C'est depuis que nous avons vu la mère de Bambi tomber au sol que nous avons commencé à comprendre le concept de la mort.
Du moins on pensait l'avoir fait: la simple définition de la mort (le corps cesse de fonctionner) ne tient pas compte du nombre de choses qu'il reste à comprendre.
"Nous ne savons vraiment rien de ce qui se passe quand vous mourez", dés Pierre Noble, professeur à l'Université d'Alabama. Noble a fait l'expérience de cette "ignorance" sur lui-même lorsqu'il est tombé sur une découverte qui surprendra les savants.
Certains gènes endormis dans l'organisme ne sont activés que quelques heures, voire quelques jours après la mort d'un organisme.
Le rôle des gènes
Un gène est un ensemble d'instructions chimiques constituées d'ADN qui indiquent au corps comment faire quelque chose. Lorsqu'un gène est activé, ces instructions sont transcrites par notre ARN, et nos cellules peuvent alors utiliser ces séquences transcrites comme base pour construire des molécules complexes. En d'autres termes, si un gène est une recette dans un livre de recettes, l'activation revient à transcrire cette recette pour en déduire la liste des ingrédients à acheter pour la fabriquer.
La découverte
Noble et ses collègues de l'Université de Washington testaient une technique de mesure de l'activité des gènes. Comme mesure de contrôle, ils ont analysé des tissus prélevés sur des poissons zèbres morts, dans l'espoir de mesurer la dégradation rapide des activités cellulaires. Et c'est ce qu'ils ont découvert. Avec quelques exceptions choquantes.

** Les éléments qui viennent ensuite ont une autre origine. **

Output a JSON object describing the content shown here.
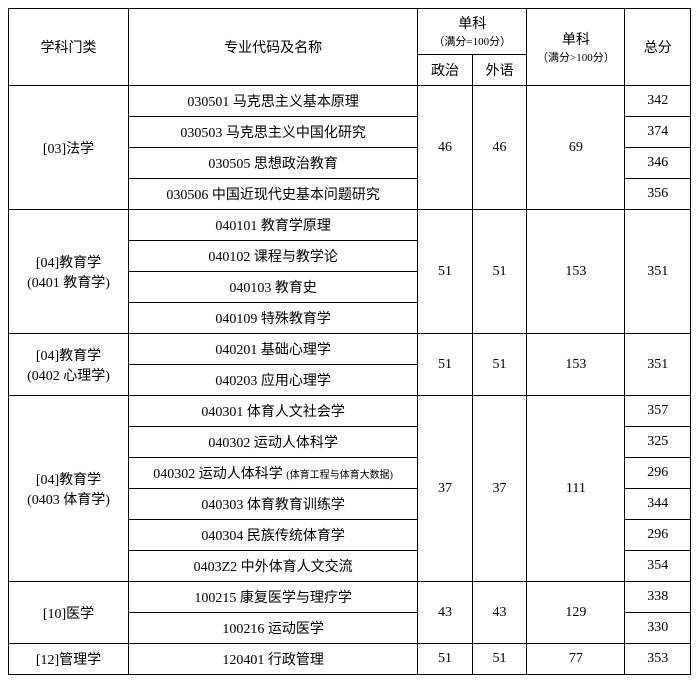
{
  "headers": {
    "category": "学科门类",
    "major": "专业代码及名称",
    "single": "单科",
    "single_note1": "（满分=100分）",
    "single_note2": "（满分>100分）",
    "politics": "政治",
    "foreign": "外语",
    "total": "总分"
  },
  "groups": [
    {
      "category": "[03]法学",
      "politics": "46",
      "foreign": "46",
      "single2": "69",
      "rows": [
        {
          "major": "030501 马克思主义基本原理",
          "total": "342"
        },
        {
          "major": "030503 马克思主义中国化研究",
          "total": "374"
        },
        {
          "major": "030505 思想政治教育",
          "total": "346"
        },
        {
          "major": "030506 中国近现代史基本问题研究",
          "total": "356"
        }
      ]
    },
    {
      "category": "[04]教育学\n(0401 教育学)",
      "politics": "51",
      "foreign": "51",
      "single2": "153",
      "rows": [
        {
          "major": "040101 教育学原理",
          "total": ""
        },
        {
          "major": "040102 课程与教学论",
          "total_merge_start": true,
          "total": "351"
        },
        {
          "major": "040103 教育史",
          "total": ""
        },
        {
          "major": "040109 特殊教育学",
          "total": ""
        }
      ],
      "total_merged": "351"
    },
    {
      "category": "[04]教育学\n(0402 心理学)",
      "politics": "51",
      "foreign": "51",
      "single2": "153",
      "rows": [
        {
          "major": "040201 基础心理学",
          "total": ""
        },
        {
          "major": "040203 应用心理学",
          "total": ""
        }
      ],
      "total_merged": "351"
    },
    {
      "category": "[04]教育学\n(0403 体育学)",
      "politics": "37",
      "foreign": "37",
      "single2": "111",
      "rows": [
        {
          "major": "040301 体育人文社会学",
          "total": "357"
        },
        {
          "major": "040302 运动人体科学",
          "total": "325"
        },
        {
          "major_html": "040302 运动人体科学 <span class=\"tiny\">(体育工程与体育大数据)</span>",
          "total": "296"
        },
        {
          "major": "040303 体育教育训练学",
          "total": "344"
        },
        {
          "major": "040304 民族传统体育学",
          "total": "296"
        },
        {
          "major": "0403Z2 中外体育人文交流",
          "total": "354"
        }
      ]
    },
    {
      "category": "[10]医学",
      "politics": "43",
      "foreign": "43",
      "single2": "129",
      "rows": [
        {
          "major": "100215 康复医学与理疗学",
          "total": "338"
        },
        {
          "major": "100216 运动医学",
          "total": "330"
        }
      ]
    },
    {
      "category": "[12]管理学",
      "politics": "51",
      "foreign": "51",
      "single2": "77",
      "rows": [
        {
          "major": "120401 行政管理",
          "total": "353"
        }
      ]
    }
  ],
  "style": {
    "font_family": "SimSun",
    "font_size_main": 14,
    "font_size_note": 11,
    "border_color": "#000000",
    "background_color": "#ffffff",
    "text_color": "#000000"
  }
}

Après sa mort, environ 1% des gènes du poisson zèbre commencent à s'activer, comme pour dire aux cellules de se préparer à construire quelque chose.
L'idée que les gènes commencent à bouger après la mort d'un organisme était totalement stupéfiante, au point que les chercheurs ont pensé qu'il s'agissait d'une erreur de mesure. Pourtant, en répétant les tests, le phénomène est revenu à l'heure. Chez les poissons, puis chez les souris, ce qui semblait impossible s'est avéré juste: il y a des gènes qui s'activent des heures, parfois des jours après la mort d'un organisme.
Le tournant
Les résultats instrumentaux n'ont pas freiné le scepticisme des scientifiques, jusqu'à ce qu'une équipe dirigée par Roderic Guigó au Centre de régulation génétique de Barcelone il a également découvert le même phénomène chez l'homme.
Guigó et son équipe étudiaient la régulation des gènes sur les tissus de personnes qui avaient donné leur corps à la science. La publication des résultats des études de Noble sur les poissons et les souris ne les a pas surpris: ils sont arrivés à la même conclusion presque simultanément.
Conséquences de la découverte?
« Comprendre comment les organes se comportent au niveau moléculaire après la fin des processus cellulaires peut conduire à une meilleure compréhension des processus liés à la transplantation ou à la préservation de parties importantes du corps », dit Guigó.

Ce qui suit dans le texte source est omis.